S'agissant d'une demande de dommages et intérêts il revient à la société appelante de faire la preuve de l'existence de son préjudice. Celui-ci, nécessairement, est constitué de la différence entre d'une part la somme dont elle s'est acquittée, soit 120 516,61 euros, et d'autre part, ce qui était véritablement dû à la banque en application des stipulations contractuelles.
Or, comme vu précédemment, la banque ne justifie par aucune pièce de l'exactitude de la somme dont elle se disait créancière et qu'elle a réclamée à la société C Les Vagues.
Par conséquent il sera fait droit à la demande indemnitaire du liquidateur judiciaire de la société C Les Vagues et le jugement déféré doit être infirmé en toutes ses dispositions.

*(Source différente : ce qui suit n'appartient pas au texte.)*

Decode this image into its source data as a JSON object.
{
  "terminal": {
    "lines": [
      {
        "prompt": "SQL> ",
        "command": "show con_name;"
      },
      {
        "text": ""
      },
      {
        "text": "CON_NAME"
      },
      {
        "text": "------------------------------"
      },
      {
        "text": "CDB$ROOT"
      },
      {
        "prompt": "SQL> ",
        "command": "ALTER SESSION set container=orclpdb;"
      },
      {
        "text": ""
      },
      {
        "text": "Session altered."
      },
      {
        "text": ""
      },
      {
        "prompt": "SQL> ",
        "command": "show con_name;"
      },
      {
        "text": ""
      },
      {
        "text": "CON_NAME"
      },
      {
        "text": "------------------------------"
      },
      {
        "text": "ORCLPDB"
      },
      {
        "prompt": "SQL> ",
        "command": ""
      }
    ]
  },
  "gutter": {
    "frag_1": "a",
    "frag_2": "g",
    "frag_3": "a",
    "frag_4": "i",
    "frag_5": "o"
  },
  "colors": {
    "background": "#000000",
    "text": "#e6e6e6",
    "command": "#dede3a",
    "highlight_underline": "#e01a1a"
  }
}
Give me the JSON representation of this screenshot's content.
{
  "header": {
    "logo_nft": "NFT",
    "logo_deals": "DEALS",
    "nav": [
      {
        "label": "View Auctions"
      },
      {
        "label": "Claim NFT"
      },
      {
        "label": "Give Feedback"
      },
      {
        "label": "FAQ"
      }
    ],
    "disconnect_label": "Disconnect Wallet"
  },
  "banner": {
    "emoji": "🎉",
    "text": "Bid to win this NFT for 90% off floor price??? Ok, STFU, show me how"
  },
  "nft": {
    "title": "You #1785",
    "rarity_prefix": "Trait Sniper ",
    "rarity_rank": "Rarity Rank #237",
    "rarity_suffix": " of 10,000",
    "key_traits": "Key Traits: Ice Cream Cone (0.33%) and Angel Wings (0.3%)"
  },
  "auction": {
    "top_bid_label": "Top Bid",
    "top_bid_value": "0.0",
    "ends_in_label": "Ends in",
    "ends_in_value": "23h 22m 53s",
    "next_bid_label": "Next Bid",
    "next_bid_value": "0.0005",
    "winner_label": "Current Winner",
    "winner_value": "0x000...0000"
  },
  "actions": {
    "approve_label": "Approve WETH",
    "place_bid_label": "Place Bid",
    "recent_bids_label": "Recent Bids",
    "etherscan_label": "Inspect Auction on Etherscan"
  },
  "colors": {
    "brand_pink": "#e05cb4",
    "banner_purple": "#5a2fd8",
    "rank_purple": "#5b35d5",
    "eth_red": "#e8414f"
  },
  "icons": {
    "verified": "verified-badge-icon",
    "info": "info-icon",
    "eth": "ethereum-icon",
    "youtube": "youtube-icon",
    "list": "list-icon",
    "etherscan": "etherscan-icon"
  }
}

Sur les dépens et les frais irrépétibles
La Société Générale qui échoue dans ses demandes, supportera la charge des dépens et ne peut prétendre à aucune somme sur le fondement de l'article 700 du code de procédure civile. En revanche pour des raisons tenant à l'équité il y a lieu de faire droit à la demande de la société Ekip' ès qualité formulée sur ce même fondement, mais uniquement dans la limite de la somme de 4 000 euros.
PAR CES MOTIFS
La cour, statuant dans les limites de l'appel,
INFIRME le jugement déféré, et statuant à nouveau,
CONDAMNE la Société Générale à payer à la société d'exercice libéral à responsabilité limitée Ekip' ès qualités de liquidateur judiciaire de la société C Les Vagues la somme de 120 516,61 euros à titre de dommages et intérêts outre intérêts au taux légal à compter du 28 mars 2022, date de l'assignation,
CONDAMNE la Société Générale à payer à la société d'exercice libéral à responsabilité limitée Ekip' ès qualités de liquidateur judiciaire de la société C Les Vagues la somme de 4 000 euros en application des dispositions de l'article 700 du code de procédure civile à raison des frais irrépétibles exposés par elle ;
DÉBOUTE la Société Générale de sa propre demande formulée sur ce même fondement ;
CONDAMNE la Société Générale aux entiers dépens de l'instance.